Le Masque de la Fille Parfaite - 3
Elle s’assit, surprise par l’émotion qui l’envahissait. Ce n’était pas de la fierté. C’était... une forme de retour. De réappropriation. Pendant de longs mois, elle s’était tue, muselée par la peur d’en dire trop, de déranger, d’être « trop ».
Et voilà qu’elle redevenait elle-même. Pas totalement. Mais suffisamment pour allumer une étincelle.
— Tu viens de me redonner foi en l’humanité, murmura Fatim en lui tapotant l’épaule.
— T’as même ému Fall. C’est un miracle, ajouta Ibrahima.
Katy sourit, sincèrement.
Mais dans un coin de son esprit, une voix plus sombre lui soufflait :
Et si tu n’étais forte qu’en apparence ?
Elle repoussa le doute. Ce n’était ni le lieu, ni le moment.
Katy chimère
— Sérieusement ? Tu nous invites chez toi ? demanda Fatim, les yeux ronds.
— Oui, pourquoi pas ? répondit Katy en haussant les épaules. Vous avez bien dit que vous n’aviez rien de prévu ce week-end. Autant rendre ça utile.
— T’es sûre que ta famille est prête à recevoir une bande d’énergumènes sociologiquement instables ? plaisanta Ibrahima.
— Ils ont survécu à mes cousins et cousines . Je pense qu’ils sont préparés à tout.
**
Le samedi suivant, le trio arriva devant la demeure des Sow, à bord d’un taxi poussiéreux qui toussotait à chaque ralentisseur. Le portail noir, encadré de hauts murs en pierre claire, était orné de dorures discrètes, sans ostentation excessive.

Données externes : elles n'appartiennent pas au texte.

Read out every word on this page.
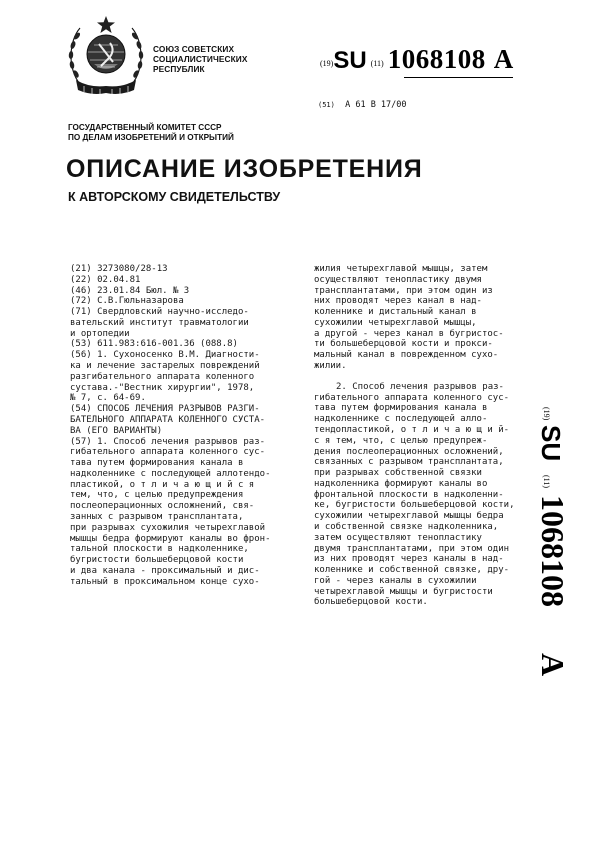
СОЮЗ СОВЕТСКИХ
СОЦИАЛИСТИЧЕСКИХ
РЕСПУБЛИК
(19)SU (11) 1068108 A
(51) A 61 B 17/00
ГОСУДАРСТВЕННЫЙ КОМИТЕТ СССР
ПО ДЕЛАМ ИЗОБРЕТЕНИЙ И ОТКРЫТИЙ
ОПИСАНИЕ ИЗОБРЕТЕНИЯ
К АВТОРСКОМУ СВИДЕТЕЛЬСТВУ
(21) 3273080/28-13
(22) 02.04.81
(46) 23.01.84 Бюл. № 3
(72) С.В.Гюльназарова
(71) Свердловский научно-исследо-
вательский институт травматологии
и ортопедии
(53) 611.983:616-001.36 (088.8)
(56) 1. Сухоносенко В.М. Диагности-
ка и лечение застарелых повреждений
разгибательного аппарата коленного
сустава.-"Вестник хирургии", 1978,
№ 7, с. 64-69.
(54) СПОСОБ ЛЕЧЕНИЯ РАЗРЫВОВ РАЗГИ-
БАТЕЛЬНОГО АППАРАТА КОЛЕННОГО СУСТА-
ВА (ЕГО ВАРИАНТЫ)
(57) 1. Способ лечения разрывов раз-
гибательного аппарата коленного сус-
тава путем формирования канала в
надколеннике с последующей аллотендо-
пластикой, о т л и ч а ю щ и й с я
тем, что, с целью предупреждения
послеоперационных осложнений, свя-
занных с разрывом трансплантата,
при разрывах сухожилия четырехглавой
мышцы бедра формируют каналы во фрон-
тальной плоскости в надколеннике,
бугристости большеберцовой кости
и два канала - проксимальный и дис-
тальный в проксимальном конце сухо-
жилия четырехглавой мышцы, затем
осуществляют тенопластику двумя
трансплантатами, при этом один из
них проводят через канал в над-
коленнике и дистальный канал в
сухожилии четырехглавой мышцы,
а другой - через канал в бугристос-
ти большеберцовой кости и прокси-
мальный канал в поврежденном сухо-
жилии.
2. Способ лечения разрывов раз-
гибательного аппарата коленного сус-
тава путем формирования канала в
надколеннике с последующей алло-
тендопластикой, о т л и ч а ю щ и й-
с я тем, что, с целью предупреж-
дения послеоперационных осложнений,
связанных с разрывом трансплантата,
при разрывах собственной связки
надколенника формируют каналы во
фронтальной плоскости в надколенни-
ке, бугристости большеберцовой кости,
сухожилии четырехглавой мышцы бедра
и собственной связке надколенника,
затем осуществляют тенопластику
двумя трансплантатами, при этом один
из них проводят через каналы в над-
коленнике и собственной связке, дру-
гой - через каналы в сухожилии
четырехглавой мышцы и бугристости
большеберцовой кости.
(19)
SU
(11)
1068108
A
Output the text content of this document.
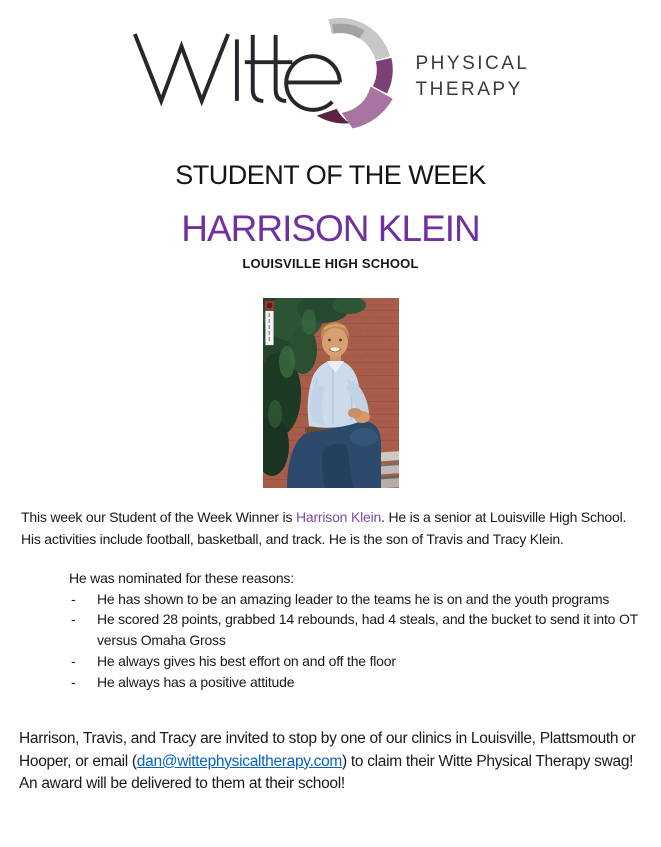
PHYSICAL
THERAPY
STUDENT OF THE WEEK
HARRISON KLEIN
LOUISVILLE HIGH SCHOOL

This week our Student of the Week Winner is Harrison Klein. He is a senior at Louisville High School. His activities include football, basketball, and track. He is the son of Travis and Tracy Klein.

He was nominated for these reasons:
-	He has shown to be an amazing leader to the teams he is on and the youth programs
-	He scored 28 points, grabbed 14 rebounds, had 4 steals, and the bucket to send it into OT versus Omaha Gross
-	He always gives his best effort on and off the floor
-	He always has a positive attitude

Harrison, Travis, and Tracy are invited to stop by one of our clinics in Louisville, Plattsmouth or Hooper, or email (dan@wittephysicaltherapy.com) to claim their Witte Physical Therapy swag! An award will be delivered to them at their school!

Mais dès qu’ils franchirent le seuil, leurs visages se figèrent.
— C’est… c’est pas une maison, murmura Fatim. C’est un petit palais.
La cour, immense, était pavée de dalles blanches impeccablement alignées. À gauche, un jardin parfaitement entretenu, bordé de bougainvilliers éclatants, de palmiers fins et de haies taillées avec une rigueur presque militaire. À droite, une piscine rectangulaire, calme comme un miroir, entourée de transats en rotin tressé.

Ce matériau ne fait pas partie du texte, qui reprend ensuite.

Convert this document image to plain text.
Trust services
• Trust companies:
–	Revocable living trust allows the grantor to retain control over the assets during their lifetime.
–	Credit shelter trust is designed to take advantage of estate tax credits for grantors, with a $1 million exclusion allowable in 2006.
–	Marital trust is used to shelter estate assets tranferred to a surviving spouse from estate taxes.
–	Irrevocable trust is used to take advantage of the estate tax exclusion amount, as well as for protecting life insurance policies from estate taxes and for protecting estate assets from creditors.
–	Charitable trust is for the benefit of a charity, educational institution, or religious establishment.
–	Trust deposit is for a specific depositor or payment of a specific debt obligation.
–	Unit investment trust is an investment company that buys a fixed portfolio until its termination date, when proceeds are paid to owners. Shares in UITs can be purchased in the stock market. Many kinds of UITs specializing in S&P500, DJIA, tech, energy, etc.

Au centre, trônait la bâtisse principale : une grande villa aux murs couleur sable, aux colonnes ivoire et aux balcons sculptés dans un style mêlant modernité et inspiration sahélienne. De larges baies vitrées donnaient sur un salon visiblement spacieux, dont on devinait l’ampleur à travers les rideaux légers.
— Elle nous a tendu un piège, murmura Ibrahima. On pensait venir chez une amie modeste, et on se retrouve dans une série Netflix version Dakar.
— Arrête, souffla Fatim. Tu sais que j’ai mis mes tongs. Mes tongs, Ibrahima. C’est criminel dans un lieu comme ça.
Le portail se referma derrière eux dans un chuintement discret.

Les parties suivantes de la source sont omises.